Memang hati rasanya remuk menonton Timnas Indonesia luluh lantak di hadapan tim gajah perang Thailand. Benar-benar tak berdaya diberondong empat gol tanpa balas dan membuat satu tangan Thailand sudah menggenggam trofi Piala AFF keenamnya. Orang awam seperti saya pun saat menonton dengan jelas melihat dominasi thailand atas Indonesia. Sebagian besar bola hanya bergulir di setengah lapangan area Indonesia.
Duel antar negara yang sama-sama disanksi badan anti-doping dunia kemarin bisa dibilang ajang pamer betapa sudah establish-nya sepak bola Thailand. Bermain umpan-umpan pendek dan jarang melakukan long pass, penguasaan mutlak lini tengah, hingga dominasi di tiap sisi, lengkap sudah dominan di semua aspek.

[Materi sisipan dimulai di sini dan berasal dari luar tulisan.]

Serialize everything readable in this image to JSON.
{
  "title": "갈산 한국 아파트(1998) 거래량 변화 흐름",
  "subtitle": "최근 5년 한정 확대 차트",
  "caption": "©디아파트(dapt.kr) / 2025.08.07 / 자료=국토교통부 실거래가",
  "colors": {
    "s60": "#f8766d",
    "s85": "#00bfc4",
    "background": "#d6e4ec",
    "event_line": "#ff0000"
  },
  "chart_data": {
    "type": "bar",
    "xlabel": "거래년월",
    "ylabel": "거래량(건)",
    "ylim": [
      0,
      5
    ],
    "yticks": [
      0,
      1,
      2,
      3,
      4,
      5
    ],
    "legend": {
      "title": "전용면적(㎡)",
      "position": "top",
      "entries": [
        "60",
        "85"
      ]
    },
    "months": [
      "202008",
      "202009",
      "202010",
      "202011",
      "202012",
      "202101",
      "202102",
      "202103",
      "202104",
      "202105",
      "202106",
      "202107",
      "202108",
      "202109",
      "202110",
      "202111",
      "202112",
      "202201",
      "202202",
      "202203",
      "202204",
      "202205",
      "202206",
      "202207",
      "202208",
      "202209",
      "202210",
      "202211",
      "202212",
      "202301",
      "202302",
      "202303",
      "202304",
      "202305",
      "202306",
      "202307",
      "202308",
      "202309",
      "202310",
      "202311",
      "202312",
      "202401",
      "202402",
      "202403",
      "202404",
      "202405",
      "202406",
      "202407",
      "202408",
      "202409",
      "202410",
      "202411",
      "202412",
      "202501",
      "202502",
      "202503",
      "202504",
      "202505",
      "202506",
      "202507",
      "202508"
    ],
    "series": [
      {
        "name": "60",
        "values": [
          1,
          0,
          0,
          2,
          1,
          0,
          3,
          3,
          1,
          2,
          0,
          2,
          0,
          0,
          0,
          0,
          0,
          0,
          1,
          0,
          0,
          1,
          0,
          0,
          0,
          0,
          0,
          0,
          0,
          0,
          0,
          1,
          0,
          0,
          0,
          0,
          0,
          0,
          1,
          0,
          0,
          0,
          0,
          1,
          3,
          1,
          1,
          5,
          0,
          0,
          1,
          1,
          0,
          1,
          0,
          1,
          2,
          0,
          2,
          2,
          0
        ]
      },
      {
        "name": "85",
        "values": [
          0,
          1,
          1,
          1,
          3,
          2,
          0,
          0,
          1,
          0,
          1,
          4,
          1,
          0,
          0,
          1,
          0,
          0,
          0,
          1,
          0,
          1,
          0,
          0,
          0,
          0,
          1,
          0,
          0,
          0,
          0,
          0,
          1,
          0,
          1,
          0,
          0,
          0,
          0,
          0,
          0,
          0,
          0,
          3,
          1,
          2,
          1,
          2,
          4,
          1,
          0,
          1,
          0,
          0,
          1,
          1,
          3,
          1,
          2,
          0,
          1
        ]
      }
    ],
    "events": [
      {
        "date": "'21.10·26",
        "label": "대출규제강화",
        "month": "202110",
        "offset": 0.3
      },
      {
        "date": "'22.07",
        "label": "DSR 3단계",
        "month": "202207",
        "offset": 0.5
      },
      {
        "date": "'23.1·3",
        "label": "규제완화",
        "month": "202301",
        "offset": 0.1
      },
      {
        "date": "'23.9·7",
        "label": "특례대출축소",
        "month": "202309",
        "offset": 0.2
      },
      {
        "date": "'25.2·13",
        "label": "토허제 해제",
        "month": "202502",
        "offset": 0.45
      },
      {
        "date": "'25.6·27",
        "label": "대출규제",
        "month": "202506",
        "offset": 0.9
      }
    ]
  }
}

Tapi meskipun hati sudah ambyar, berkali-kali saya berdecak kagum dengan komandan lini tengah Thailand, ya tak lain Chanathip Songkrasin. Permainan cemerlangnya lah alasan Nadeo empat kali memungut bola dari gawang. Kedigdayaannya di babak kedua makin tak terbendung dan terbukti malah membuat Thailand tiga kali menambah keunggulan.
Punggawa Cansadole Sapporo ini bersama Supachok Sarachat terlibat di kesemua gol Thailand tadi malam. Pergerakan licin Chanathip menghasilkan dua gol dan sukses bikin lini pertahanan kocar-kacir. Sebenarnya taktik Shin Tae-Yong mirio ketika menghadapi Vietnam, sayangnya kehilangan Arhan berpengaruh besar. Sisi kiri diobrak-abrik Phillip Roller dan berujung gol cepat oleh Chanathip, disinilah bedanya dengan laga lawan Vietnam.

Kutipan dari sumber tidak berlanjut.